Predicting the immunity landscape and prognosis with an NCLs signature in liver hepatocellular carcinoma

• Published in: PloS one Vol. 19; no. 4; p. e0298775
• Main Authors: Ji, Zhangxin, Zhang, Chenxu, Yuan, Jingjing, He, Qing, Zhang, Xinyu, Yang, Dongmei, Xu, Na, Chu, Jun
• Format: Journal Article
• Language: English
• Published: United States Public Library of Science 25.04.2024; Public Library of Science (PLoS)

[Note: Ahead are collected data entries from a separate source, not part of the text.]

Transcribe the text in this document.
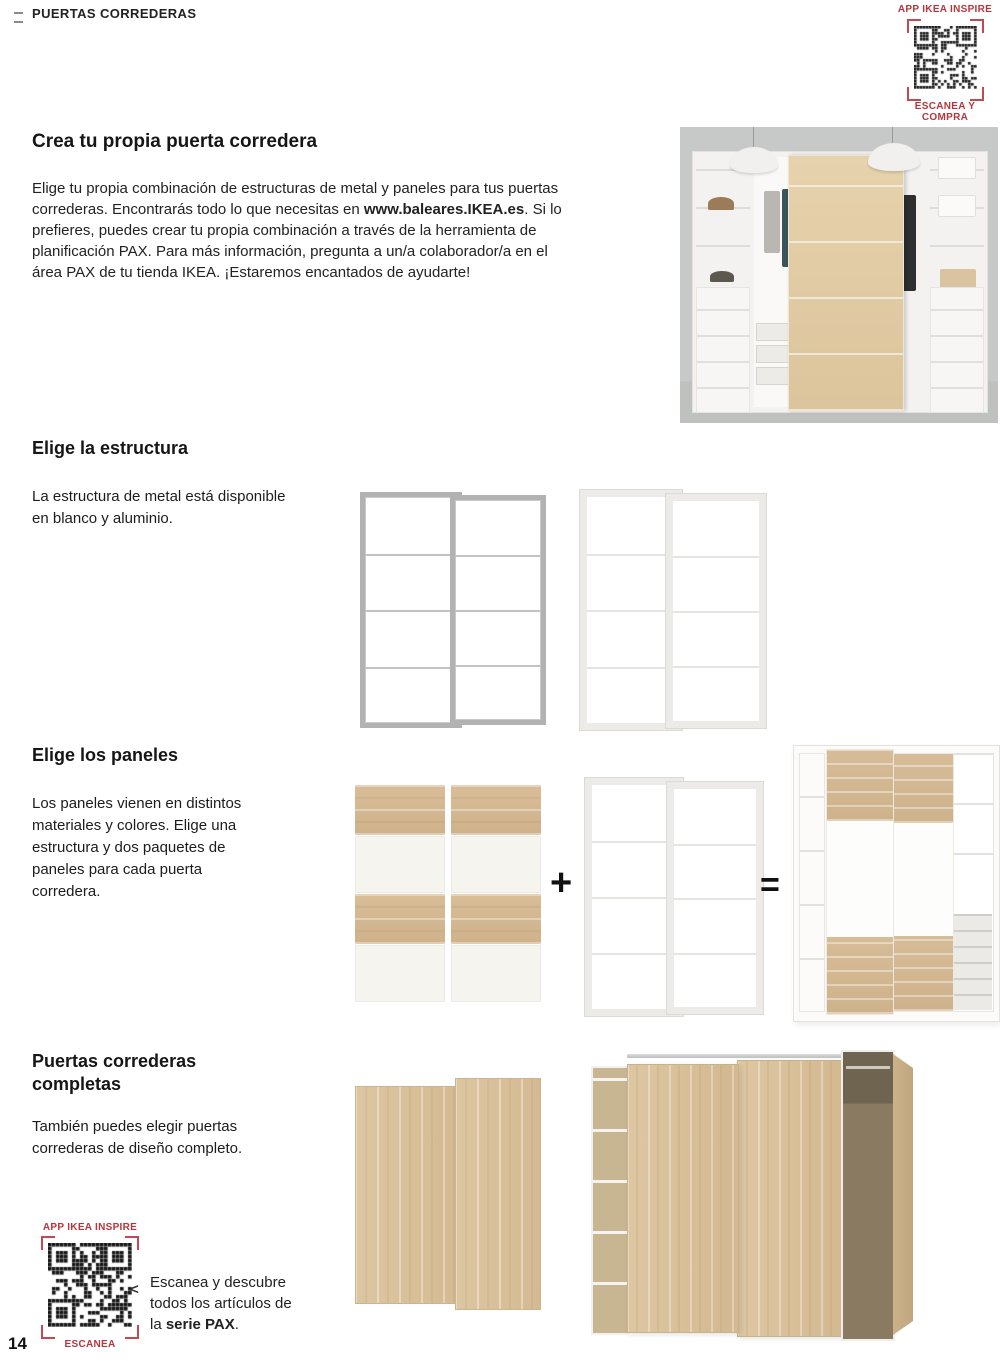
PUERTAS CORREDERAS	APP IKEA INSPIRE
ESCANEA Y COMPRA
Crea tu propia puerta corredera
Elige tu propia combinación de estructuras de metal y paneles para tus puertas correderas. Encontrarás todo lo que necesitas en www.baleares.IKEA.es. Si lo prefieres, puedes crear tu propia combinación a través de la herramienta de planificación PAX. Para más información, pregunta a un/a colaborador/a en el área PAX de tu tienda IKEA. ¡Estaremos encantados de ayudarte!
Elige la estructura
La estructura de metal está disponible en blanco y aluminio.
Elige los paneles
Los paneles vienen en distintos materiales y colores. Elige una estructura y dos paquetes de paneles para cada puerta corredera.	+	=
Puertas correderas completas
También puedes elegir puertas correderas de diseño completo.
APP IKEA INSPIRE
ESCANEA
< Escanea y descubre
todos los artículos de
la serie PAX.
14
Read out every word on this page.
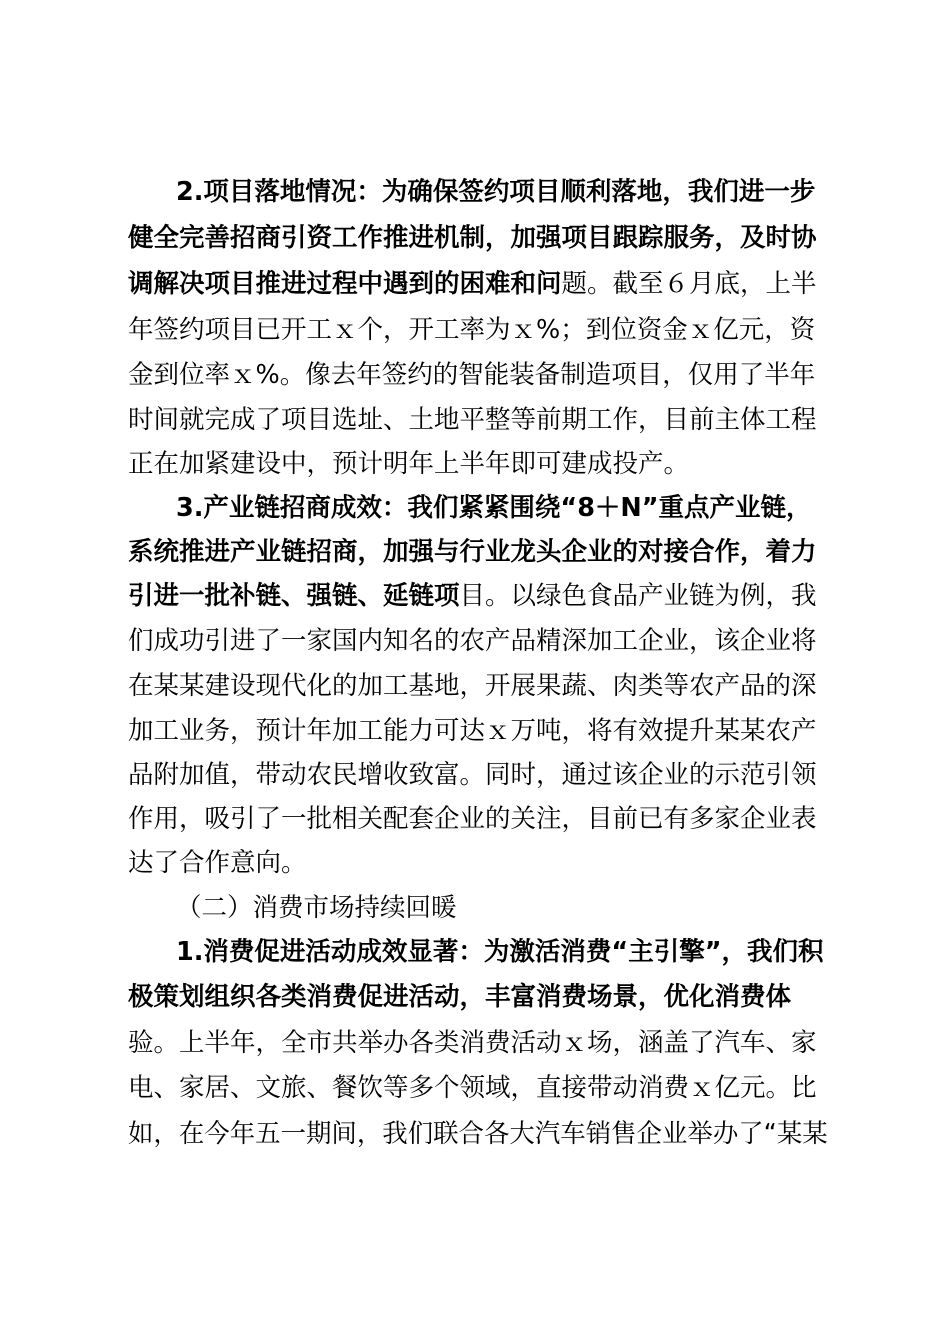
2.项目落地情况：为确保签约项目顺利落地，我们进一步
健全完善招商引资工作推进机制，加强项目跟踪服务，及时协
调解决项目推进过程中遇到的困难和问题。截至６月底，上半
年签约项目已开工ｘ个，开工率为ｘ%；到位资金ｘ亿元，资
金到位率ｘ%。像去年签约的智能装备制造项目，仅用了半年
时间就完成了项目选址、土地平整等前期工作，目前主体工程
正在加紧建设中，预计明年上半年即可建成投产。
3.产业链招商成效：我们紧紧围绕“8＋N”重点产业链，
系统推进产业链招商，加强与行业龙头企业的对接合作，着力
引进一批补链、强链、延链项目。以绿色食品产业链为例，我
们成功引进了一家国内知名的农产品精深加工企业，该企业将
在某某建设现代化的加工基地，开展果蔬、肉类等农产品的深
加工业务，预计年加工能力可达ｘ万吨，将有效提升某某农产
品附加值，带动农民增收致富。同时，通过该企业的示范引领
作用，吸引了一批相关配套企业的关注，目前已有多家企业表
达了合作意向。
（二）消费市场持续回暖
1.消费促进活动成效显著：为激活消费“主引擎”，我们积
极策划组织各类消费促进活动，丰富消费场景，优化消费体
验。上半年，全市共举办各类消费活动ｘ场，涵盖了汽车、家
电、家居、文旅、餐饮等多个领域，直接带动消费ｘ亿元。比
如，在今年五一期间，我们联合各大汽车销售企业举办了“某某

• Subjects: Analysis; Biology and life sciences; Biomarkers, Tumor - genetics; Cancer; Carcinoma, Hepatocellular - genetics; Carcinoma, Hepatocellular - immunology; Carcinoma, Hepatocellular - pathology; Care and treatment; Cell death; Chromatin; Diagnosis; Extracellular Traps - immunology; Extracellular Traps - metabolism; Female; Forecasts and trends; Gene expression; Gene Expression Regulation, Neoplastic; Genetic aspects; Genomes; Genomics; Health aspects; Hepatoma; Humans; Immunotherapy; Liver; Liver diseases; Liver Neoplasms - genetics; Liver Neoplasms - immunology; Liver Neoplasms - pathology; Male; Medicine and Health Sciences; Molecular mechanics; Neutrophils - immunology; Nomograms; Oncology, Experimental; Patient outcomes; Prognosis; Transcriptome; Tumor Microenvironment - immunology; China
• ISSN: 1932-6203; 1932-6203
• DOI: 10.1371/journal.pone.0298775

Activated neutrophils release depolymerized chromatin and protein particles into the extracellular space, forming reticular Neutrophil Extracellular Traps (NETs). This process is accompanied by programmed inflammatory cell death of neutrophils, known as NETosis. Previous reports have demonstrated that NETosis plays a significant role in immune resistance and microenvironmental regulation in cancer. This study sought to characterize the function and molecular mechanism of NETosis-correlated long non-coding RNAs (NCLs) in the prognostic treatment of liver hepatocellular carcinoma (LIHC). We obtained the transcriptomic and clinical data from The Cancer Genome Atlas (TCGA) and evaluated the expression of NCLs in LIHC. A prognostic signature of NCLs was constructed using Cox and Last Absolute Shrinkage and Selection Operator (Lasso) regression, while the accuracy of model was validated by the ROC curves and nomogram, etc. In addition, we analyzed the associations between NCLs and oncogenic mutation, immune infiltration and evasion. Finally, LIHC patients were classified into four subgroups based on consensus cluster analysis, and drug sensitivity was predicted. After screening, we established a risk model combining 5 hub-NCLs and demonstrated its reliability. Independence checks suggest that the model may serve as an independent predictor of LIHC prognosis. Enrichment analysis revealed a concentration of immune-related pathways in the high-risk group. Immune infiltration indicates that immunotherapy could be more effective in the low-risk group. Upon consistent cluster analysis, cluster subgroup 4 presented a better prognosis. Sensitivity tests showed the distinctions in therapeutic effectiveness among various drugs in different subgroups. Overall, we have developed a prognostic signature that can discriminate different LIHC subgroups through the 5 selected NCLs, with the objective of providing LIHC patients a more precise, personalized treatment regimen.